When you get divorced in PA, social security is not considered as an asset in divorce. It may be considered as income for purposes of alimony but not as an asset.  If you were a spouse who did not work and did not contribute to Social Security or if you worked part-time and your benefit is not very much, you should inquire as to whether you are eligible for spousal benefits.  If your ex-spouse worked and contributed to Social Security, you may be eligible for Social Security.  In order to be eligible, you must be unmarried at the time you apply for benefits. Even if you are divorced in between marriages from someone else, you may still be eligible to collect on the first spouse if you meet the requirements.  You must be at least 62 years.  You must have been married to the spouse for at least ten years to collect.  If your spouse is not yet collecting, you can still collect as long as you have been divorced for at least two years.  If you wait until full retirement, you will receive half of what your ex-spouse’s full retirement benefit is.  Your collection of the half of their benefit does not reduce their full benefit.  They will still be eligible for their full retirement benefit.  Social security no longer sends statements out in the mail of your earning history but they are easily accessible online at www.ssa.gov and you should set up an account for yourself to view online.  To learn more about your rights if you are divorced visit: 

http://www.socialsecurity.gov/retire2/divspouse.htm.

What happens to a child when their parent goes to prison? If a child is placed with the state agency, such as Children and Youth, a parent may still be able to visit with their child during the time that the parent is incarcerated. It is important for an incarcerated parent to do everything possible to maintain contact with their child and to be active in order to protect their parental rights. Failure to maintain contact or interest can result in a termination of parental rights and adoption if the child is in agency care. Even if visits do not occur, it is important to write, request information about the child, attend hearings and take parenting classes while in prison. If drug and alcohol abuse is an issue, it is important to seek help while incarcerated through the programs offered through the prison.

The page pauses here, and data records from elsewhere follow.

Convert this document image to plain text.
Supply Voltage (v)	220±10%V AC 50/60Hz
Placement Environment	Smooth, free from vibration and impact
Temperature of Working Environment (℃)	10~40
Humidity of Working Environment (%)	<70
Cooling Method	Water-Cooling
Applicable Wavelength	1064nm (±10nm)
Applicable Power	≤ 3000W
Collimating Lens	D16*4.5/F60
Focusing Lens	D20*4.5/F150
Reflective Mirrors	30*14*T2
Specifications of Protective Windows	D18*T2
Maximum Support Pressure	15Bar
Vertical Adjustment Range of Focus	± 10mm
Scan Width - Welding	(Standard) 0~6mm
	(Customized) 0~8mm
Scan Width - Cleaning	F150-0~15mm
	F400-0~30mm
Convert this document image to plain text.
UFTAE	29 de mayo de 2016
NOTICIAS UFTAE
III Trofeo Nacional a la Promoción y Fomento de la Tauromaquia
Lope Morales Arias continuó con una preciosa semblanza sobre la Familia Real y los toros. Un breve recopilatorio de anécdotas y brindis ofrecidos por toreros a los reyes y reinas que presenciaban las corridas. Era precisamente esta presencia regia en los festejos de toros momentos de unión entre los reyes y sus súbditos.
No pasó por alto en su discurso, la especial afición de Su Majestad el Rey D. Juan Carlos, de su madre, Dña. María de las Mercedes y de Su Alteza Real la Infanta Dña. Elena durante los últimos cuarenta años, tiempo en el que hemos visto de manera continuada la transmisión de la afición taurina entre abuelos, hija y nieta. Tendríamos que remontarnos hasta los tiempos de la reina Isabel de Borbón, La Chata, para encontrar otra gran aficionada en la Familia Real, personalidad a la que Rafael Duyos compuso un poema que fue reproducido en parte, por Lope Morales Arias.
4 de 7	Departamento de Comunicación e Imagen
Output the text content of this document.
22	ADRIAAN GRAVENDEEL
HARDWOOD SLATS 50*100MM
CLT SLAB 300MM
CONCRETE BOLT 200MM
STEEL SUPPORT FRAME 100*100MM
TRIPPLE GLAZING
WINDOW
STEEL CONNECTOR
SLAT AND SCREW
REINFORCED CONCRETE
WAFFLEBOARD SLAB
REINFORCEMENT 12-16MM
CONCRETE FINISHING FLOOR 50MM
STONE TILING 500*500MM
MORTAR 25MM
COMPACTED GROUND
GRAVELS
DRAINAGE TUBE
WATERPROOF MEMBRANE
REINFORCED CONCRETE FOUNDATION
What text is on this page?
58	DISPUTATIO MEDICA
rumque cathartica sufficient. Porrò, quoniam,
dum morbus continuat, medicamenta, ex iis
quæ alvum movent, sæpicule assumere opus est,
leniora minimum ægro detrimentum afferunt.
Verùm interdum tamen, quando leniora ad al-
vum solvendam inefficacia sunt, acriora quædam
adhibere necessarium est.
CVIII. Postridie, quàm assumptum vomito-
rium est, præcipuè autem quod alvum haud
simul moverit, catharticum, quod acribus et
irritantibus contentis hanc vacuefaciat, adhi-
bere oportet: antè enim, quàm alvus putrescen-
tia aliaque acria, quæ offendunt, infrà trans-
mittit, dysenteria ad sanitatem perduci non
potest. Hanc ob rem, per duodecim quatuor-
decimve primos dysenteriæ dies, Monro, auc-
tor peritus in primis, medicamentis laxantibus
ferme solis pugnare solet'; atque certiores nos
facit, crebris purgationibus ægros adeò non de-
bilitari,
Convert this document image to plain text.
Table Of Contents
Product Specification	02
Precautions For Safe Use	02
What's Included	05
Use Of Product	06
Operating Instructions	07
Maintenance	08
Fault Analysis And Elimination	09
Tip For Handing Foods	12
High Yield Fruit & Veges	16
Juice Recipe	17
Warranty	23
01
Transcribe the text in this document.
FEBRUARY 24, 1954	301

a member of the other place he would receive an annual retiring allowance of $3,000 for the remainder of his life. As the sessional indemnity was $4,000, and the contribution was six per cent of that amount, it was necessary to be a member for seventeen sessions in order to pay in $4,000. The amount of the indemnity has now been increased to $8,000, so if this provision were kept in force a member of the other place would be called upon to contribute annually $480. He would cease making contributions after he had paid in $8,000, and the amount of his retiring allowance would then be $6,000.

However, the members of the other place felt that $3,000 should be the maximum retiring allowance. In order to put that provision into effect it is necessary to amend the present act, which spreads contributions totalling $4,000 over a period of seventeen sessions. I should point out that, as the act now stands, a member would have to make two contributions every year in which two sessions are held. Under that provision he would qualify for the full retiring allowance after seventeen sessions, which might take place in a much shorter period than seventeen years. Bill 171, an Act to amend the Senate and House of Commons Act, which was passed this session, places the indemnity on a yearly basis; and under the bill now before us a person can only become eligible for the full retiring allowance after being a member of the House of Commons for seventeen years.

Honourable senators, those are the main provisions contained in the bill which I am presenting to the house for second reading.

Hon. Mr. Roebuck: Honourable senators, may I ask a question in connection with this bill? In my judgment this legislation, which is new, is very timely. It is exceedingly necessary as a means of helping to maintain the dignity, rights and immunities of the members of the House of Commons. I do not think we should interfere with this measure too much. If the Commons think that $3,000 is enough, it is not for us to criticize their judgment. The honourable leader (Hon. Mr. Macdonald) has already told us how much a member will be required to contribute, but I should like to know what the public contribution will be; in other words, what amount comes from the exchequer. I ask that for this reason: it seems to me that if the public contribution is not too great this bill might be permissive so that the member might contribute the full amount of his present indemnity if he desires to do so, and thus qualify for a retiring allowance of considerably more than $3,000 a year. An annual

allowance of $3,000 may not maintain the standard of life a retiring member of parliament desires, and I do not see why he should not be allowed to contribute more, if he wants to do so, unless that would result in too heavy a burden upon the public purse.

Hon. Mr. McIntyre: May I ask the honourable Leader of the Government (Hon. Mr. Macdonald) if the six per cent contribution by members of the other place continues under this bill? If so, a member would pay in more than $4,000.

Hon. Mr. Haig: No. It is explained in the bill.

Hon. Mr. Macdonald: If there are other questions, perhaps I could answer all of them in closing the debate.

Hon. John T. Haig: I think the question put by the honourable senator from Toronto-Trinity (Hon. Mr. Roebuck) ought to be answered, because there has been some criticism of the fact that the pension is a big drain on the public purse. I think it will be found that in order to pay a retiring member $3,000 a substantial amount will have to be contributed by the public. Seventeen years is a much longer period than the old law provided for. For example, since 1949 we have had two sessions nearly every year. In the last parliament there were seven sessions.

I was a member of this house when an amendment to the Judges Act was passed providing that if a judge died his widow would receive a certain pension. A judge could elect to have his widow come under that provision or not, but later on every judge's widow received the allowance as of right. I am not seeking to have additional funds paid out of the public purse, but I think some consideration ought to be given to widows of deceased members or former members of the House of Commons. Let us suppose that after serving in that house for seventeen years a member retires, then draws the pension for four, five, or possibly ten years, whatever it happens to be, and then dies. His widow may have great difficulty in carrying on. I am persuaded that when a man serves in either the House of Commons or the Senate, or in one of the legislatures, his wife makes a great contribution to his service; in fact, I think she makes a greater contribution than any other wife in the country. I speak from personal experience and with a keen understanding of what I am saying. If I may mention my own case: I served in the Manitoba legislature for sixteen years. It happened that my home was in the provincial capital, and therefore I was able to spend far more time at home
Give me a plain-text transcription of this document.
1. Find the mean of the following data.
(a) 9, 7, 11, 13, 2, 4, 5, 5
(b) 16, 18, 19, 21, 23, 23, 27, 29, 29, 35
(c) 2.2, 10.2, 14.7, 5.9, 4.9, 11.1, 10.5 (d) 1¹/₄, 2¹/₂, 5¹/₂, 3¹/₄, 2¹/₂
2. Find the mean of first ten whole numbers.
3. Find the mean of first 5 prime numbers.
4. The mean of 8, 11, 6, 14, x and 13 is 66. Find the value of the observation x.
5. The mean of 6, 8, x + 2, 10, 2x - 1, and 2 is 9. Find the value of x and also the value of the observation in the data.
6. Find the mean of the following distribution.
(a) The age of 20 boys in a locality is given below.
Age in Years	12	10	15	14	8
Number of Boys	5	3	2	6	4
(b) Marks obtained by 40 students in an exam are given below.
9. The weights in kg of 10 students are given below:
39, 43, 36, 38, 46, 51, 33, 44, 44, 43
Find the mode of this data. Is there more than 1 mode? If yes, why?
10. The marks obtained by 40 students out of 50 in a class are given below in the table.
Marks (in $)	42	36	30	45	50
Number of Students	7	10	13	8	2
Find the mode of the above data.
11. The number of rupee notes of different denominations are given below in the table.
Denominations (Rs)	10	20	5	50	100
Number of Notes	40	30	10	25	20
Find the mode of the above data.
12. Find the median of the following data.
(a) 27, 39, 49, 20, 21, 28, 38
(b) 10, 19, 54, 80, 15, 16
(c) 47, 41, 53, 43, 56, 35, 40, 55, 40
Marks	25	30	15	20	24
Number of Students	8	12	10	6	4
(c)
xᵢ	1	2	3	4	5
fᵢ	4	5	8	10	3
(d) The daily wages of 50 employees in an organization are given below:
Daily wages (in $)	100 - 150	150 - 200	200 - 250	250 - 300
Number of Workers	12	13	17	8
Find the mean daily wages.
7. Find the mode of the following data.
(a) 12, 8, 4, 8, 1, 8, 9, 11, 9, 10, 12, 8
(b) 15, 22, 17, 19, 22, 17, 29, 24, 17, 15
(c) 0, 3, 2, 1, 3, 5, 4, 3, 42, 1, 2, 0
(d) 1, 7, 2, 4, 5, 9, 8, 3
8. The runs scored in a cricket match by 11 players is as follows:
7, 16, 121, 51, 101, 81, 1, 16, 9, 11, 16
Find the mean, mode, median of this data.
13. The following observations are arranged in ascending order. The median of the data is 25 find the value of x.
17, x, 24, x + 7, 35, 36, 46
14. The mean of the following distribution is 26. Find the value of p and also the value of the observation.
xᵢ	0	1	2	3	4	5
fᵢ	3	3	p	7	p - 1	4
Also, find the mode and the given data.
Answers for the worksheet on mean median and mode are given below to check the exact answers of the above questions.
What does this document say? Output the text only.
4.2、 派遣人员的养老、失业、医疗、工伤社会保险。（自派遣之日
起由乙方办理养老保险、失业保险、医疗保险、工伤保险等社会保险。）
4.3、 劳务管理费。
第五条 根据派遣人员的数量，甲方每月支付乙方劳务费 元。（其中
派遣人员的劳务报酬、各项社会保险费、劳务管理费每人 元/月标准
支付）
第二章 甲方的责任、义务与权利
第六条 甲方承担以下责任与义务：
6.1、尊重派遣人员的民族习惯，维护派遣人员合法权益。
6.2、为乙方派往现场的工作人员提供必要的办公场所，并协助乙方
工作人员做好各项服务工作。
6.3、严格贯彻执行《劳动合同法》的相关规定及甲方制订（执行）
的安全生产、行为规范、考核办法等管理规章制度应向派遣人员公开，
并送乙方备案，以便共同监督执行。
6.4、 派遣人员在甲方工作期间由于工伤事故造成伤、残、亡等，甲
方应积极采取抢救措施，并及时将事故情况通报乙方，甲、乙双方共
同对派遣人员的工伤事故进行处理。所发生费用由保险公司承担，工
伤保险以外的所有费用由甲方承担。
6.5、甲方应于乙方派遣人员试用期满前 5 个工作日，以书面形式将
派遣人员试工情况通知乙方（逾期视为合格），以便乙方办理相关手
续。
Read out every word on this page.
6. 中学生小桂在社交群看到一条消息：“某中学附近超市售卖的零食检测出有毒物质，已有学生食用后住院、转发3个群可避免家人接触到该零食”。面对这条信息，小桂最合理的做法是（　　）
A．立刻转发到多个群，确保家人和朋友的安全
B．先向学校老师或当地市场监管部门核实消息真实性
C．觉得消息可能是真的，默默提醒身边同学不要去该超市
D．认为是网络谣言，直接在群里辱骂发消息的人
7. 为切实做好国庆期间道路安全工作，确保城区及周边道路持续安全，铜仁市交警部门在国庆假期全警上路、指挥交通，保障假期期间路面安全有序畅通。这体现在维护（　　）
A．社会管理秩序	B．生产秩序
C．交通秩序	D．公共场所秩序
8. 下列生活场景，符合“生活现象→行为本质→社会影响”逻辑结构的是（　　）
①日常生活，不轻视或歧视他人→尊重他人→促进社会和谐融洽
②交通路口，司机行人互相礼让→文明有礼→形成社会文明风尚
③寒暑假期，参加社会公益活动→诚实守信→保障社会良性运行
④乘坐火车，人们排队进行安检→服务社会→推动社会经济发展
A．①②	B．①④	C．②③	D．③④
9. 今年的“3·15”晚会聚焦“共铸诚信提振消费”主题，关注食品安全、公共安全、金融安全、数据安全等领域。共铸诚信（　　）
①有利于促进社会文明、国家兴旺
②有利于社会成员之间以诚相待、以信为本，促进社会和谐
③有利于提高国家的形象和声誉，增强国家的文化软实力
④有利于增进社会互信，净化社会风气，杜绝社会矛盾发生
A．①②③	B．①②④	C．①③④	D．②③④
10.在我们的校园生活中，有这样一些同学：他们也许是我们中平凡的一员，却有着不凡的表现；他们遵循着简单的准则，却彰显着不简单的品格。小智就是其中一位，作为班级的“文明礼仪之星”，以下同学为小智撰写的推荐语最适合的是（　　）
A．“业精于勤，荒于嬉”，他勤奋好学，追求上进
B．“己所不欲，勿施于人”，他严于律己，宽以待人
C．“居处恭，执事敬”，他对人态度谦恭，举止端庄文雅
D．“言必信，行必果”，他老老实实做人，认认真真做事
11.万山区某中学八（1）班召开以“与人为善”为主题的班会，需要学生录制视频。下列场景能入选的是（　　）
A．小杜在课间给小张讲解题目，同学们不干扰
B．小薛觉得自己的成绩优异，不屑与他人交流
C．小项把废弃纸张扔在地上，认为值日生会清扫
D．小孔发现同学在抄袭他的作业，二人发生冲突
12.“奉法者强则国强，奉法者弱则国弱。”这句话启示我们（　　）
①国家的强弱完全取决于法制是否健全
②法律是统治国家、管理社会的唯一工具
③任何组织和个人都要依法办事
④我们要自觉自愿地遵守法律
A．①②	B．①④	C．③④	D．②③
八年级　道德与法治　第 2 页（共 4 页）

If a child is with the other parent, oftentimes, the Court does not enter a visitation schedule. Perhaps the Court does not feel compelled to make a parent who is not incarcerated bring a child to visit the prison whereas if the child is in foster care, an agency worker usually brings the child to the prison. Studies show that maintaining family relationship usually helps with the rate of recidivism. If you do choose to bring a child to the prison, you may wonder what those visits look like and what happens during the visits.

If the inmate is in Bucks County, they will be either housed in the prison or the community center. You must contact the prison to find out days and times that there are visitation hours. You should arrive early as they only have limited number of visitors and if it fills up, you will not get in. Your child must be accompanied by an adult and both the child and adult must be on a pre-approved list in order to get it. The visits last approximately a half hour and you will be herded in through security to a room with windows and a telephone. Your child’s parent will be brought into a large gym and they will find you at the window with the phone where you can speak through the glass via a phone. There is no physical contact.